# The Škoda kodiaq



## WHIZZER (Oct 25, 2005)

The ŠKODA KODIAQ will be presented to the general public in Paris for the first time
◾The new, large ŠKODA SUV impresses with a design that is full of character, space, practicality and innovative technology
◾ŠKODA press conference: 29th September, 07:45 in pavilion 4, stand 215; livestream on www.skoda-storyboard.com









Mladá Boleslav, 21 September 2016 - ŠKODA will be attending the 2016 Paris Motor Show to present its new Kodiaq large SUV to the public for the first time. With a length of 4.70 m, up to seven seats and the largest boot within its class, the brand's first large SUV will be presented from 1st to 16th October.

From February 2017, ŠKODA's latest model will make its entrance with all of the brand's strengths: a design that is full of character, an exceptional amount of space, practicality and innovative technology often found in higher vehicle classes.
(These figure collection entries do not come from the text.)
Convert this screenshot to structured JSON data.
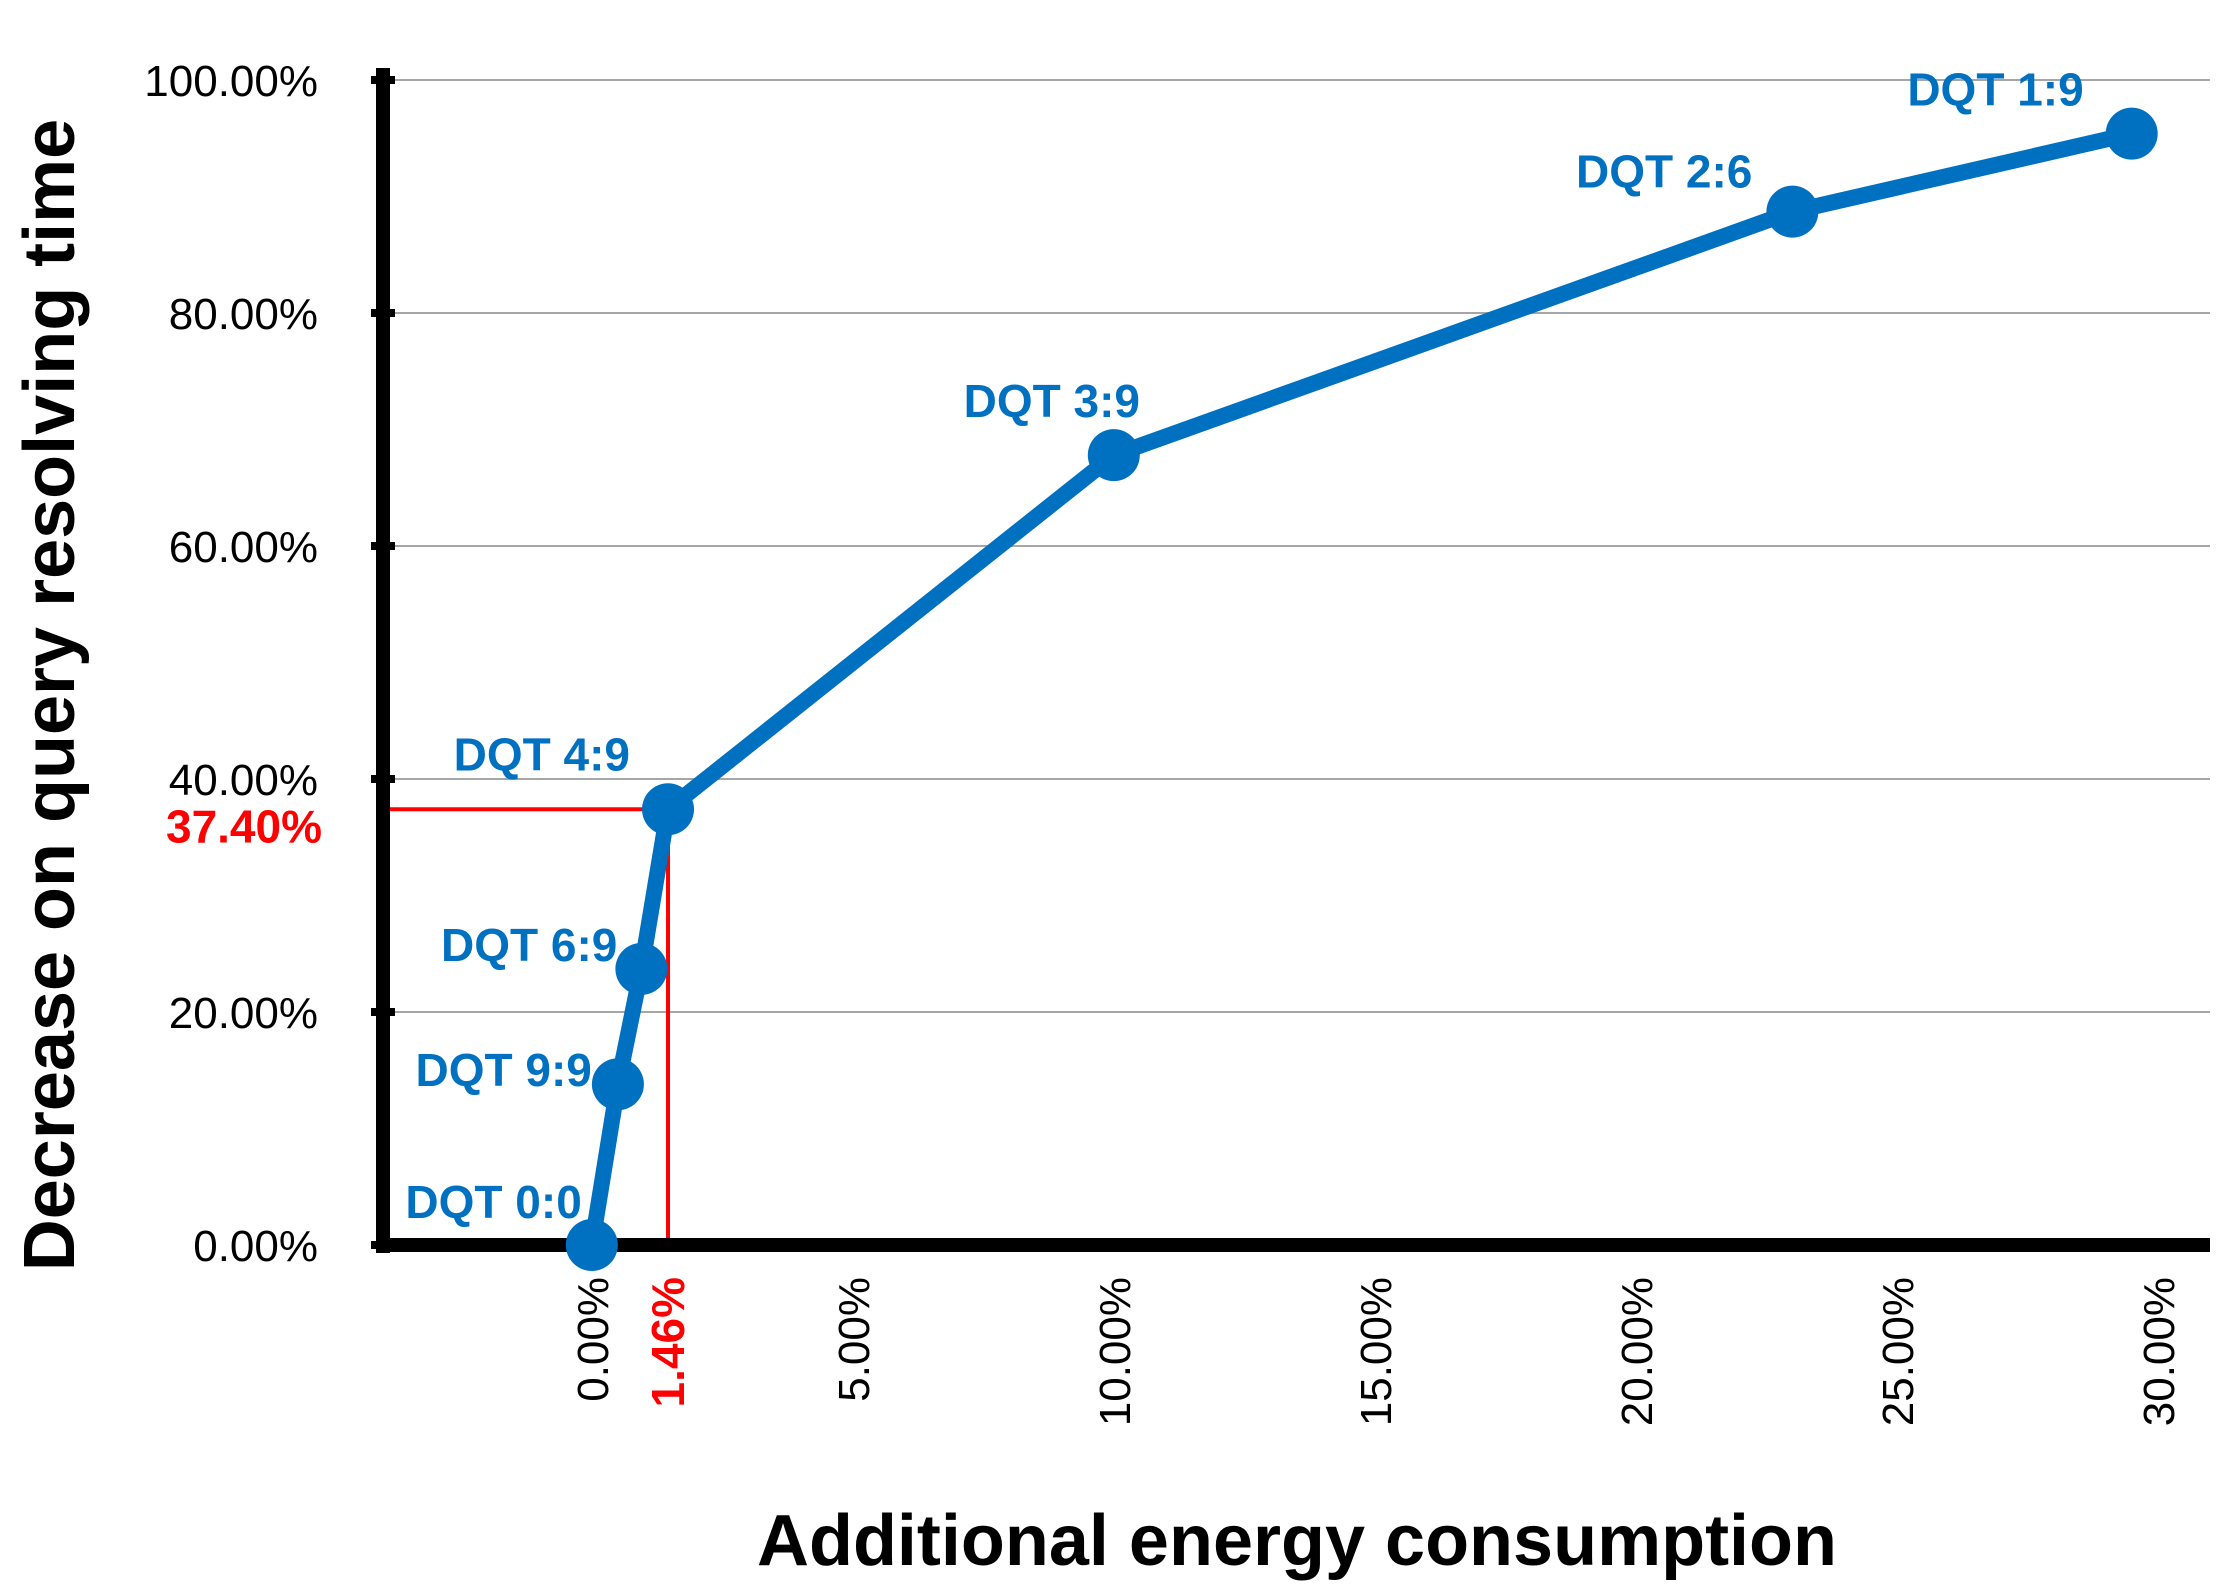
{
  "chart_data": {
    "type": "line",
    "xlabel": "Additional energy consumption",
    "ylabel": "Decrease on query resolving time",
    "xlim": [
      -4.0,
      31.0
    ],
    "ylim": [
      0,
      100
    ],
    "x_ticks": [
      0,
      5,
      10,
      15,
      20,
      25,
      30
    ],
    "x_tick_labels": [
      "0.00%",
      "5.00%",
      "10.00%",
      "15.00%",
      "20.00%",
      "25.00%",
      "30.00%"
    ],
    "y_ticks": [
      0,
      20,
      40,
      60,
      80,
      100
    ],
    "y_tick_labels": [
      "0.00%",
      "20.00%",
      "40.00%",
      "60.00%",
      "80.00%",
      "100.00%"
    ],
    "grid": true,
    "series": [
      {
        "name": "DQT",
        "points": [
          {
            "label": "DQT 0:0",
            "x": 0.0,
            "y": 0.0
          },
          {
            "label": "DQT 9:9",
            "x": 0.5,
            "y": 13.8
          },
          {
            "label": "DQT 6:9",
            "x": 0.95,
            "y": 23.7
          },
          {
            "label": "DQT 4:9",
            "x": 1.46,
            "y": 37.4
          },
          {
            "label": "DQT 3:9",
            "x": 10.0,
            "y": 67.8
          },
          {
            "label": "DQT 2:6",
            "x": 23.0,
            "y": 88.7
          },
          {
            "label": "DQT 1:9",
            "x": 29.5,
            "y": 95.4
          }
        ]
      }
    ],
    "highlight": {
      "x": 1.46,
      "y": 37.4,
      "x_label": "1.46%",
      "y_label": "37.40%"
    },
    "colors": {
      "series": "#0070C0",
      "highlight": "#FF0000",
      "axis": "#000000",
      "grid": "#A6A6A6"
    }
  }
}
With the ŠKODA KODIAQ, the Czech car manufacturer is extending its range to seven models and more than 40 variants. At the same time, the new SUV marks the beginning of an extensive SUV campaign. As part of its 2025 strategy, the car manufacturer will continue to strengthen its position in the important and fast-growing SUV segment by launching further new models in the coming years. By doing so, ŠKODA will further improve the attractiveness of its model range and win over new customer groups for the brand. As such, the ŠKODA KODIAQ is leading the way; the brand is expanding on its aspiration to offer the best overall package in each segment.








The opening press day is all about the brand's first large SUV. A total of 11 ŠKODA KODIAQs will be on display. The entire model range can be seen from the second press day at the ŠKODA exhibition stand. Furthermore, visitors can also gain exciting insights into the worldsof ŠKODA - cycling, ice hockey and connectivity. Additionally, the ŠKODA design lab PRECIOSA will be showing the various facets of the new ŠKODA design.

The ŠKODA press conference will take place on 29th September at 07:45 in pavilion 4 at the ŠKODA stand no. 215 and will be live-streamed on www.skoda-storyboard.com.


----------



## ronwash (Mar 26, 2011)

Ugly piece of metal..


----------



## Brian1612 (Apr 5, 2015)

Not done a very good job of that. No doubt will sell being a Skoda though. That rear shot looks like a really bad drawing of a Q7.


----------



## Bristle Hound (May 31, 2009)

Similar to the new Seat Ateca, but then again it would be !


----------



## paulb1976 (Nov 2, 2012)

jeep x Q5 ????


----------



## Bulkhead (Oct 17, 2007)

As previously stated - another generic effort with similar proportions, front and rear styling and finish to just about every one of its contemporaries.


----------



## PugIain (Jun 28, 2006)

You know what, I must be psychic.
As I clicked on this thread I thought "I bet it's some cack "SUV" type affair"
No doubt in the brochure the word LIFESTYLE is mentioned, a picture of it with canoes on the roof and it will have touchscreen media controls.


----------



## Blacky010_10 (Aug 21, 2016)

PugIain said:


> You know what, I must be psychic.
> As I clicked on this thread I thought "I bet it's some cack "SUV" type affair"
> No doubt in the brochure the word LIFESTYLE is mentioned, a picture of it with canoes on the roof and it will have touchscreen media controls.


Lol.. I won't be posting pictures of the wifes new Skoda Yeti anytime soon.. detailed or not...


----------



## JB052 (Mar 22, 2008)

does look familiar


----------



## ah234 (Nov 10, 2015)

PugIain said:


> You know what, I must be psychic.
> As I clicked on this thread I thought "I bet it's some cack "SUV" type affair"
> No doubt in the brochure the word LIFESTYLE is mentioned, a picture of it with canoes on the roof and it will have touchscreen media controls.


Would be more impressive if the new Tiguan and the Seat photocopies hadn't just been released either lol

These little SUVs don't really appeal to me, but it should be better value than the VW at least


----------